Auch A… stellt persönliche Kontakte zu seiner Mutter unter die Bedingung, dass sie „gesünder“ wäre. Auch aus seinen Angaben sprach der Wunsch nach einem nachvollziehbaren und gewaltfreien Verhalten der Mutter. Dass die Mutter dies bei Kontakten durchweg gewährleisten könnte, ist – wie erörtert – momentan nicht zu erwarten.

Nach Ablauf der Ausschlussfrist wird A… 12 Jahre alt sein. Der Senat sieht die Möglichkeit, dass A… zu diesem Zeitpunkt – unter Umständen mit Hilfe der wahrgenommenen Psychotherapie – günstigenfalls gelernt haben wird, die familiäre Entwicklung und ihre Folgen, die ihn belasten, einzuordnen, und sich in diesem Zusammenhang eventuell offen zu persönlichem Umgang mit der Mutter zu positionieren.

Auch N… befürchtet auf der Grundlage seiner Erfahrungen, insbesondere auch von seiner Mutter erhaltener Nachrichten, dass persönliche Zusammentreffen mit ihr wieder in Eskalationen und Beleidigungen enden würden. Am Ende der Ausschlussfrist wird er nahezu 17 Jahre alt sein. Er wird dann psychotherapeutische Unterstützung in Anspruch genommen und prognostisch einen Reifegrad erreicht haben, in dem er seine Position zum Umgang trotz der besonderen Situation in der Familie reflektiert entwickeln kann.

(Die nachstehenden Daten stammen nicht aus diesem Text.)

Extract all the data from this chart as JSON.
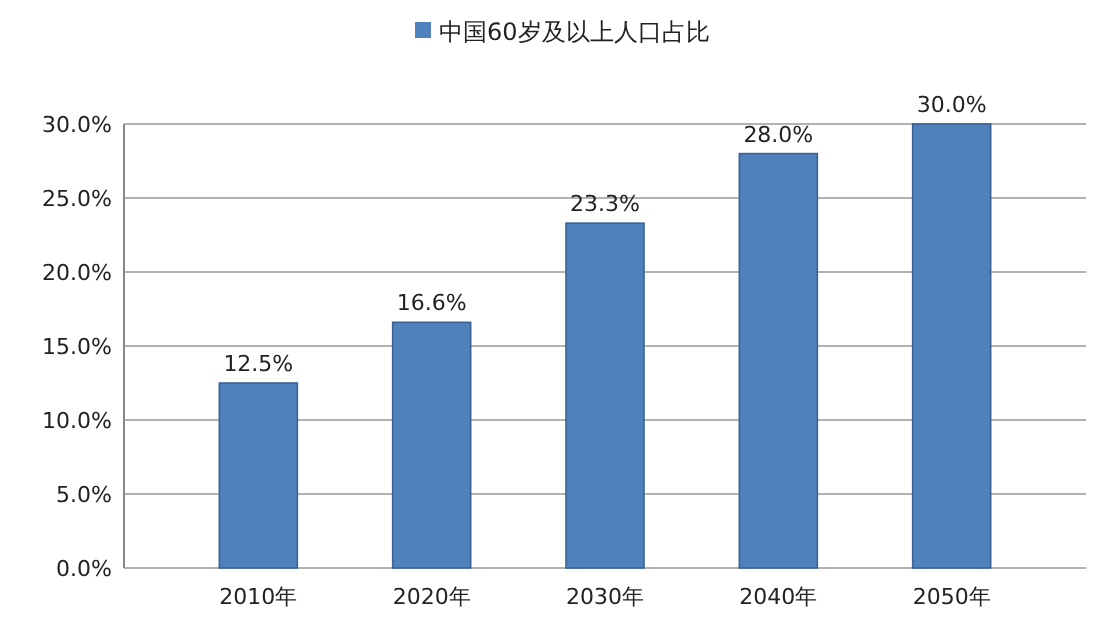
{
  "chart_data": {
    "type": "bar",
    "categories": [
      "2010年",
      "2020年",
      "2030年",
      "2040年",
      "2050年"
    ],
    "series": [
      {
        "name": "中国60岁及以上人口占比",
        "color": "#4f81bd",
        "values": [
          12.5,
          16.6,
          23.3,
          28.0,
          30.0
        ],
        "value_labels": [
          "12.5%",
          "16.6%",
          "23.3%",
          "28.0%",
          "30.0%"
        ]
      }
    ],
    "ylim": [
      0,
      30
    ],
    "yticks": [
      {
        "value": 0,
        "label": "0.0%"
      },
      {
        "value": 5,
        "label": "5.0%"
      },
      {
        "value": 10,
        "label": "10.0%"
      },
      {
        "value": 15,
        "label": "15.0%"
      },
      {
        "value": 20,
        "label": "20.0%"
      },
      {
        "value": 25,
        "label": "25.0%"
      },
      {
        "value": 30,
        "label": "30.0%"
      }
    ],
    "grid": true,
    "legend": "top"
  }
}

Die Antragstellerin wird die Frist nutzen können, die eingetretene familiäre Entwicklung und die Haltungen ihrer Kinder – gegebenenfalls mit professioneller Hilfe – als solche anzuerkennen und sich im Hinblick auf eine Wiederanbahnung von Umgangskontakten zukunftsorientiert mit der Möglichkeit von Haltungs- und Verhaltensalternativen zu befassen.

Die Kostenentscheidung beruht auf § 84 FamFG, die Wertfestsetzung folgt §§ 55 Abs. 2, 45 Abs. 1 Nr. 2 FamGKG.

Gründe für die Zulassung der Rechtsbeschwerde liegen nicht vor.